Invitée pour une conversation en direction de la 8e journée de l’Institut psychanalytique de l’Enfant du Champ freudien, Marie Desplechin, auteure de romans jeunesse, indique que « raconter des histoires aux enfants, c’est proposer des mots et des images, avec lesquels l’enfant va […] enrichir son récit personnel. Cela porte toute la vie. Dans les histoires, il doit surmonter des terribles problèmes à résoudre. Comme l’enfant est ce petit personnage de l’histoire qui va les surmonter, vous lui donnez une assurance pour les épreuves qui l’attendent1 ». On se souvient de la remarque de Freud qui conseille aux parents de ne pas éviter à l’enfant les difficultés. Ou encore celle de Lacan qui trouve ridicule le « pédagogue […] chipot[ant] [sur] ce qu’il faut donner à lire à nos enfants2 ».

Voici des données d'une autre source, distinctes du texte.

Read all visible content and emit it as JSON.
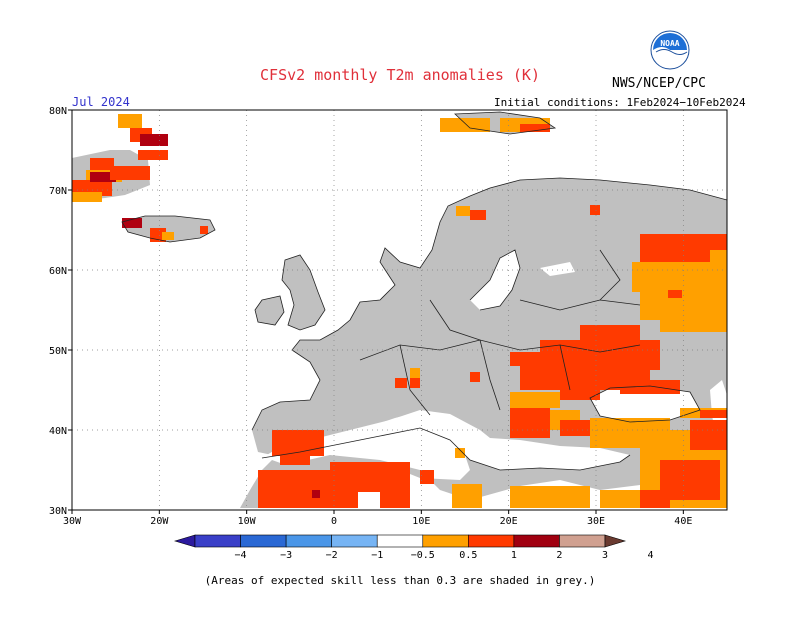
{
  "title": "CFSv2 monthly T2m anomalies (K)",
  "agency": "NWS/NCEP/CPC",
  "logo_text": "NOAA",
  "forecast_month": "Jul 2024",
  "initial_conditions": "Initial conditions: 1Feb2024−10Feb2024",
  "lat_labels": [
    "80N",
    "70N",
    "60N",
    "50N",
    "40N",
    "30N"
  ],
  "lon_labels": [
    "30W",
    "20W",
    "10W",
    "0",
    "10E",
    "20E",
    "30E",
    "40E"
  ],
  "legend": {
    "labels": [
      "−4",
      "−3",
      "−2",
      "−1",
      "−0.5",
      "0.5",
      "1",
      "2",
      "3",
      "4"
    ],
    "colors": [
      "#2c1a9e",
      "#3a3fc8",
      "#2a68d4",
      "#4a96e8",
      "#76b4f4",
      "#ffffff",
      "#ffa000",
      "#ff3a00",
      "#a00010",
      "#d0a090",
      "#6a3a30"
    ]
  },
  "note": "(Areas of expected skill less than 0.3 are shaded in grey.)",
  "colors": {
    "grey": "#c0c0c0",
    "ocean": "#ffffff",
    "orange": "#ffa000",
    "red": "#ff3a00",
    "darkred": "#b00010",
    "title": "#e0303a"
  }
}
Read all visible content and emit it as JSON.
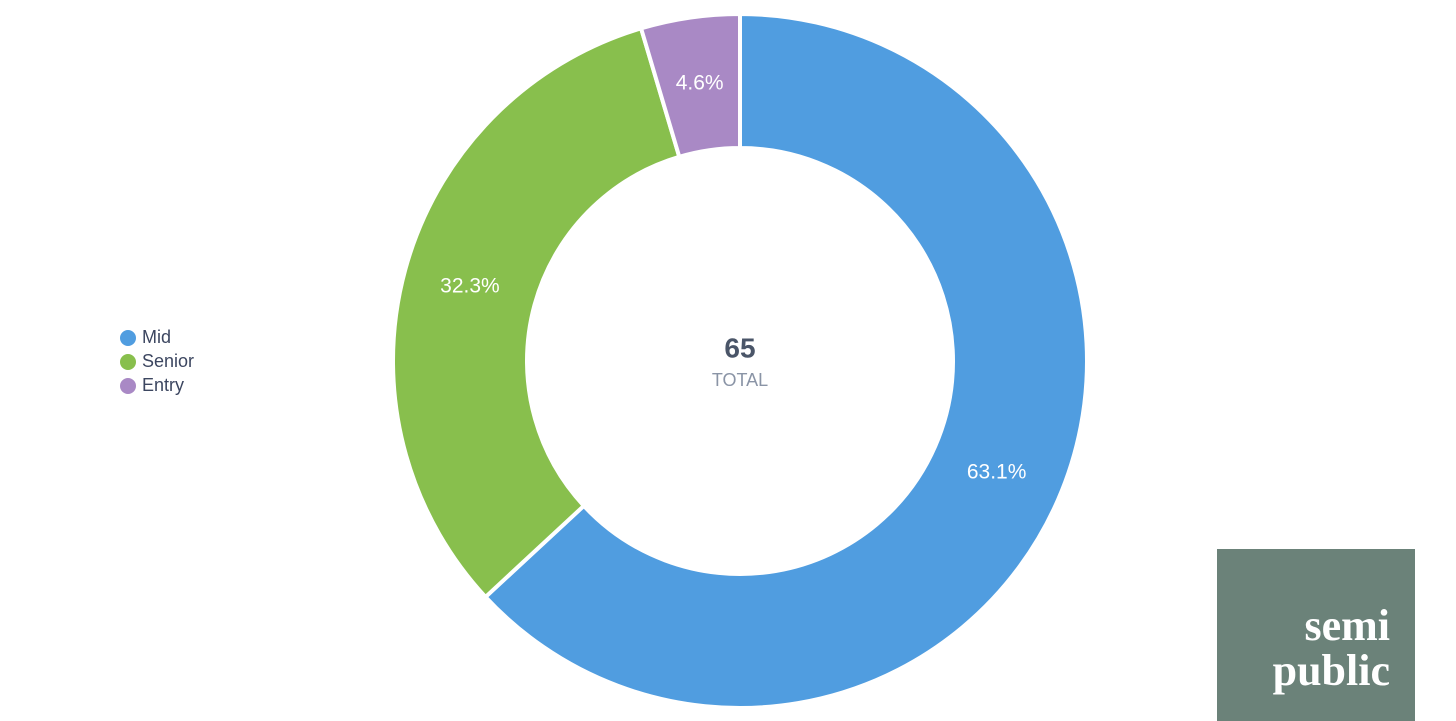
{
  "chart_data": {
    "type": "donut",
    "categories": [
      "Mid",
      "Senior",
      "Entry"
    ],
    "values": [
      63.1,
      32.3,
      4.6
    ],
    "value_labels": [
      "63.1%",
      "32.3%",
      "4.6%"
    ],
    "colors": [
      "#509de0",
      "#88bf4d",
      "#a989c5"
    ],
    "total": 65,
    "total_label": "TOTAL",
    "legend": "left"
  },
  "logo": {
    "lines": [
      "semi",
      "public"
    ]
  }
}
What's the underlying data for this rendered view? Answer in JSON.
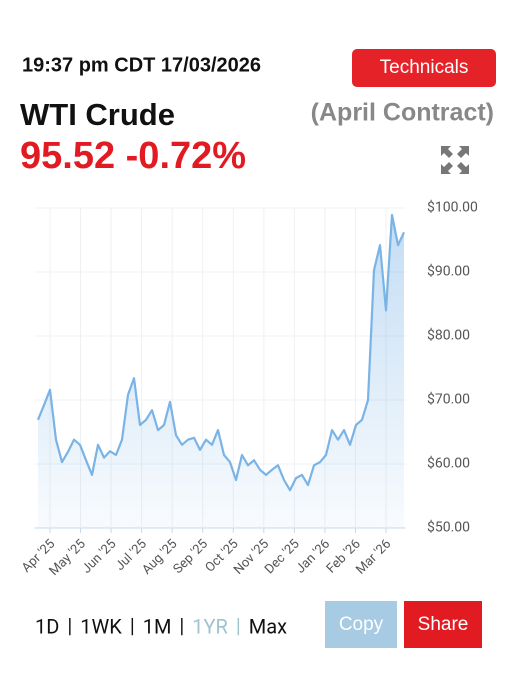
{
  "header": {
    "timestamp": "19:37 pm CDT 17/03/2026",
    "button": "Technicals",
    "title": "WTI Crude",
    "contract": "(April Contract)",
    "quote": "95.52 -0.72%"
  },
  "chart_data": {
    "type": "line",
    "x_labels": [
      "Apr '25",
      "May '25",
      "Jun '25",
      "Jul '25",
      "Aug '25",
      "Sep '25",
      "Oct '25",
      "Nov '25",
      "Dec '25",
      "Jan '26",
      "Feb '26",
      "Mar '26"
    ],
    "series": [
      {
        "name": "WTI Crude",
        "color": "#7ab3e6",
        "values": [
          66.9,
          69.2,
          71.6,
          63.8,
          60.3,
          61.9,
          63.8,
          63.0,
          60.6,
          58.3,
          63.0,
          61.0,
          62.0,
          61.4,
          63.8,
          70.8,
          73.4,
          66.1,
          66.9,
          68.4,
          65.3,
          66.1,
          69.7,
          64.5,
          63.0,
          63.8,
          64.1,
          62.2,
          63.8,
          63.0,
          65.3,
          61.4,
          60.3,
          57.5,
          61.4,
          59.8,
          60.6,
          59.1,
          58.3,
          59.1,
          59.8,
          57.5,
          55.9,
          57.8,
          58.3,
          56.7,
          59.8,
          60.3,
          61.4,
          65.3,
          63.8,
          65.3,
          63.0,
          66.1,
          66.9,
          70.0,
          90.3,
          94.2,
          84.0,
          98.9,
          94.2,
          96.2
        ]
      }
    ],
    "ylim": [
      50,
      100
    ],
    "yticks": [
      {
        "value": 50,
        "label": "$50.00"
      },
      {
        "value": 60,
        "label": "$60.00"
      },
      {
        "value": 70,
        "label": "$70.00"
      },
      {
        "value": 80,
        "label": "$80.00"
      },
      {
        "value": 90,
        "label": "$90.00"
      },
      {
        "value": 100,
        "label": "$100.00"
      }
    ],
    "grid": true
  },
  "controls": {
    "ranges": [
      "1D",
      "1WK",
      "1M",
      "1YR",
      "Max"
    ],
    "separator": "|",
    "selected": 3,
    "copy": "Copy",
    "share": "Share"
  }
}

Une histoire dans l’histoire
L’enfant fait une histoire dans l’histoire. Son désir se cache dans un scénario où se traite le réel de la pulsion. C’est ce que Lacan indique dans sa lecture du livre qu’il qualifie d’« admirable » de Piaget, qui, d’après lui, « illustre […] combien ce que [le psychologue suisse] recueille de faits dans [sa] démarche […] est démonstratif de tout autre chose que de ce qu’il pense »3. En effet, invité, dans le cadre des expériences menées et rapportées par Piaget, à répéter une histoire racontée par un adulte, un enfant en déforme le récit. Riv, sept ans, parle de tuyau et non de robinet, ajoutant qu’il ne peut dire comment le couper. Piaget estime que la déformation et les oublis du récit relèvent d’une incompréhension : quand l’enfant a mal compris, indique-t-il, « il invente de bonne foi4 ». Piaget ne repère pas « les désirs que le robinet provoque5 » chez le petit garçon. Sans se calquer sur les stades de développement, Lacan repère l’invention singulière d’un enfant, qui s’articule avec la question du désir et de l’angoisse. La dimension de l’invention est donc fondatrice de l’inconscient lacanien et se trouve nouée à la contingence, à ce qui cesse de ne pas s’écrire.
Univers fixionnel
Le créateur littéraire s’en fait le relais. M. Desplechin énonce à ce propos : « Le livre pour enfants pris comme une œuvre [est celui] où les choses ne se passent pas à l’endroit où elles sont censées se passer.6 » Nul ne sait où le récit va mener l’enfant, comme dans une cure analytique. L’œuvre enrichit la trame de l’album de sa vie, et se réorganise à « un moment spécial7 ». L’enfant signale qu’il y distingue ses peurs, les monstres auxquels il s’affronte. C’est aussi un signifiant ou une image marquante qui met en jeu la libido de manière singulière – ce que Lacan nomme « frictions8 ».
Si les histoires pour enfants l’encouragent à la curiosité, à expérimenter un nouveau rapport à l’interdit, à l’autre et à se faire responsable de son destin, « l’analyste agrandit les ressources9 » de l’enfant. Il s’intéresse à l’« intervalle10 » dans lequel ce dernier s’invente. Ainsi l’analyste lui ouvre-t-il les portes pour dire son univers fictionnel, ses rêves, cauchemars, ses fantasmes et pour élaborer un nouage entre réel, imaginaire et symbolique qui le soutienne.
Marie-Cécile Marty
1 Desplechin M., in conversation en direction de la 8e journée de l’Institut psychanalytique de l’Enfant du Champ freudien avec L. Naveau et M. Desplechin, organisée par le groupe Le Petit Hans du CEREDA, les trois laboratoires du CIEN de Lyon et l’ACF Rhône-Alpes, à Lyon, le 30 novembre 2024, inédit.
2 Lacan J., « Hommage rendu à Lewis Carroll », Ornicar ?, n°50, 2002, p. 10.
3 Lacan J., Le Séminaire, livre X, L’Angoisse, texte établi par J.-A. Miller, Paris, Seuil, 2004, p. 330.
4 Piaget J., Le Langage et la pensée chez l’enfant, Paris et Neufchâtel, Delachaux et Niestlé, 1930, p. 130.
5 Lacan J., Le Séminaire, livre X, L’Angoisse, op. cit., p. 334.
6 Desplechin M., in conversation…, op. cit.
7 Miller J.-A., « Nous sommes poussés par des hasards à droite et à gauche », La Cause du désir, n°71, juillet 2009, p. 67.
8 Lacan J., « L’étourdit », Autres écrits, Paris, Seuil, 2001, p. 483.
9 Naveau L., in conversation…, op. cit.
10 Lacan J., Le Séminaire, livre V, Les Formations de l’inconscient, texte établi par J.-A. Miller, Paris, Seuil, 1998, p. 406.